The local bourse opened the week on a negative note and this trend was sustained till Wednesday as the All Share Index lost 105bps on the first three trading days. The extended sell off created attractive entry opportunities; thus, we saw investors taking position in blue chip Banking and Consumer goods stocks Zenith Bank, Nigerian Breweries and Guaranty Trust Bank on Thursday and Friday. However, losses in Dangote Cement pulled the index 39 basis points lower at week close, offsetting the rally in other large- to mid-cap stocks.
Performance across sectors was largely bearish as 4 of 5 indices closed negative week on week.
Meanwhile, a total turnover of 2.328 billion shares worth N28.927 billion in 25,530 deals were traded this week by investors on the floor of the exchange in contrast to a total of 2.444 billion shares valued at N36.665 billion that exchanged hands last week in 26,712 deals.
The Financial Services Industry (measured by volume) led the activity chart with 1.784 billion shares valued at N20.385 billion traded in 16,823 deals; thus contributing 76.60 percent and 70.47 percent to the total equity turnover volume and value respectively. The Consumer Goods Industry followed with 171.111 million shares worth N5.404 billion in 4,055 deals. The third place was occupied by Oil and Gas Industry with a turnover of 124.065million shares worth N296.727 million in 1,607 deals.
The Insurance index depreciated the most, down 3.1 percent as Mansard Insurance (-6.6 percent) and Niger Insurance (-16.7 percent) recorded losses. The Industrial Goods index followed closely shedding 2.8 percent as investors sold off positions in Dangote Cement (-3.4 percent) and Lafarge Africa (-5.7 percent).
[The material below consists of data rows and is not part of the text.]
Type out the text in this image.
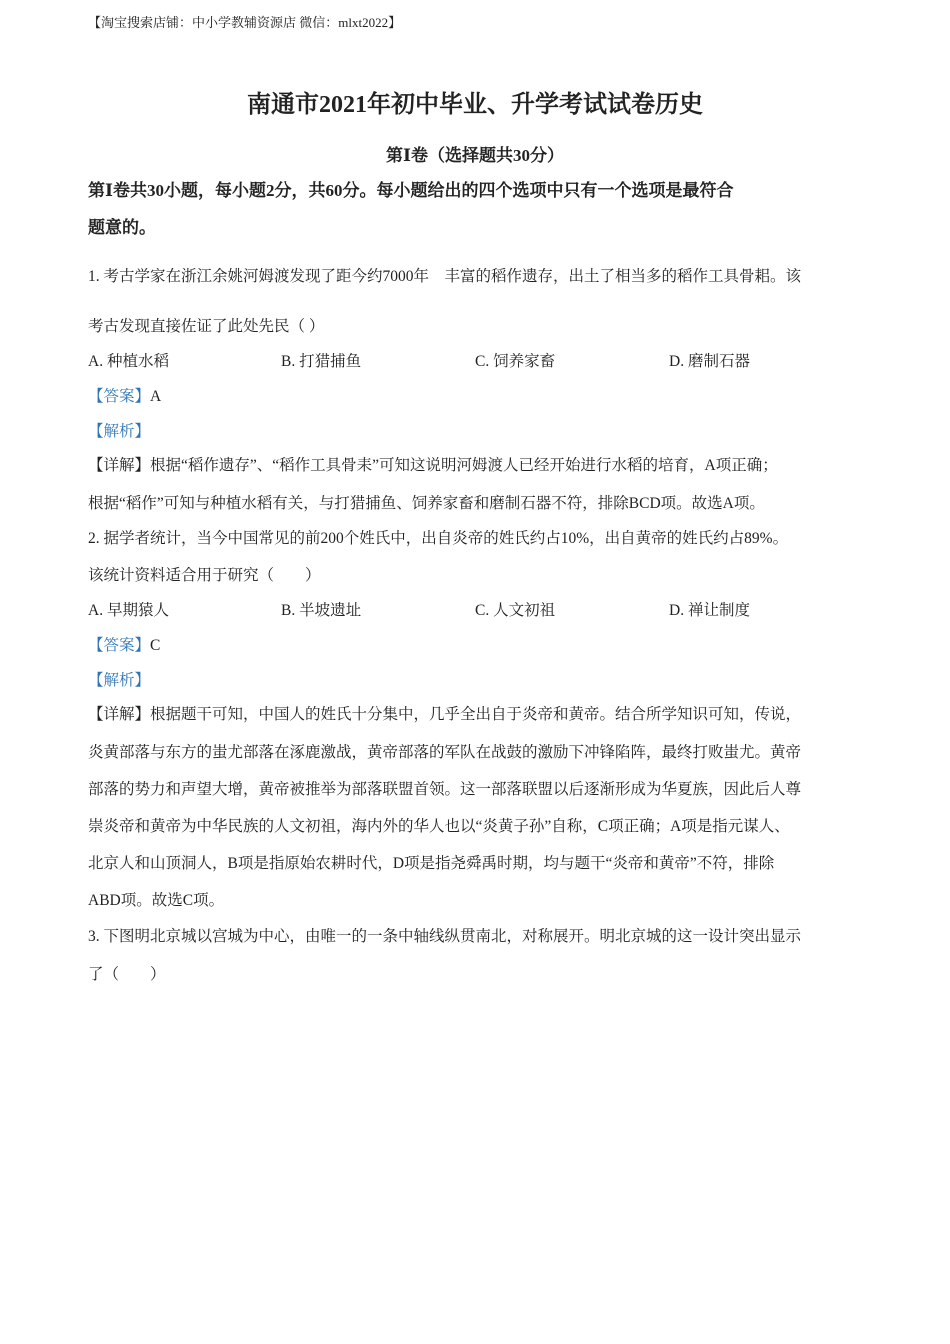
【淘宝搜索店铺：中小学教辅资源店 微信：mlxt2022】
南通市2021年初中毕业、升学考试试卷历史
第Ⅰ卷（选择题共30分）
第Ⅰ卷共30小题，每小题2分，共60分。每小题给出的四个选项中只有一个选项是最符合
题意的。
1. 考古学家在浙江余姚河姆渡发现了距今约7000年　丰富的稻作遗存，出土了相当多的稻作工具骨耜。该
考古发现直接佐证了此处先民（ ）
A. 种植水稻	B. 打猎捕鱼	C. 饲养家畜	D. 磨制石器
【答案】A
【解析】
【详解】根据“稻作遗存”、“稻作工具骨耒”可知这说明河姆渡人已经开始进行水稻的培育，A项正确；
根据“稻作”可知与种植水稻有关，与打猎捕鱼、饲养家畜和磨制石器不符，排除BCD项。故选A项。
2. 据学者统计，当今中国常见的前200个姓氏中，出自炎帝的姓氏约占10%，出自黄帝的姓氏约占89%。
该统计资料适合用于研究（　　）
A. 早期猿人	B. 半坡遗址	C. 人文初祖	D. 禅让制度
【答案】C
【解析】
【详解】根据题干可知，中国人的姓氏十分集中，几乎全出自于炎帝和黄帝。结合所学知识可知，传说，
炎黄部落与东方的蚩尤部落在涿鹿激战，黄帝部落的军队在战鼓的激励下冲锋陷阵，最终打败蚩尤。黄帝
部落的势力和声望大增，黄帝被推举为部落联盟首领。这一部落联盟以后逐渐形成为华夏族，因此后人尊
崇炎帝和黄帝为中华民族的人文初祖，海内外的华人也以“炎黄子孙”自称，C项正确；A项是指元谋人、
北京人和山顶洞人，B项是指原始农耕时代，D项是指尧舜禹时期，均与题干“炎帝和黄帝”不符，排除
ABD项。故选C项。
3. 下图明北京城以宫城为中心，由唯一的一条中轴线纵贯南北，对称展开。明北京城的这一设计突出显示
了（　　）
Similarly, the Consumer Goods and Oil & Gas indices fell 2.2 percent and 2.1 percent due to profit taking in Nigerian Breweries (-4.9 percent), Nestle Nigeria (-4.6 percent) and Seplat Petroleum Development Company (-5.0 percent). On the flip side, bargain hunting in Zenith Bank (+9.4 percent) and Guaranty Trust Bank (+4.5 percent) drove the Banking index 3.3 percent higher.
Market breath (advance/decline ratio) which measures investor sentiment strengthened to 0.7x from 0.4x recorded the prior week as 33 stocks advanced relative to 46 that declined. The top performing stocks were GlaxoSmithKline (+21.4 percent), Fidelity Bank (+17.7 percent) and Diamond Bank (+12.0 percent) while FTN Cocoa (-21.4 percent), Niger Insurance (-16.7 percent) and Unity Kapital (-21.4 percent) led the laggards.
The sell offs experienced in the market so far has been attributed to profit taking in stocks that had rallied significantly before the beginning of the earnings season as well as contagion effect of the rout in equities across global markets.
With investors skeptical of forward earnings vis-à-vis elevated valuations, sentiment has turned bearish in recent weeks.
Analysts at Afrinvest believed that declining level of valuation has presented investors with attractive entry opportunity; hence, they expect a reversal of the bearish trend in the near term.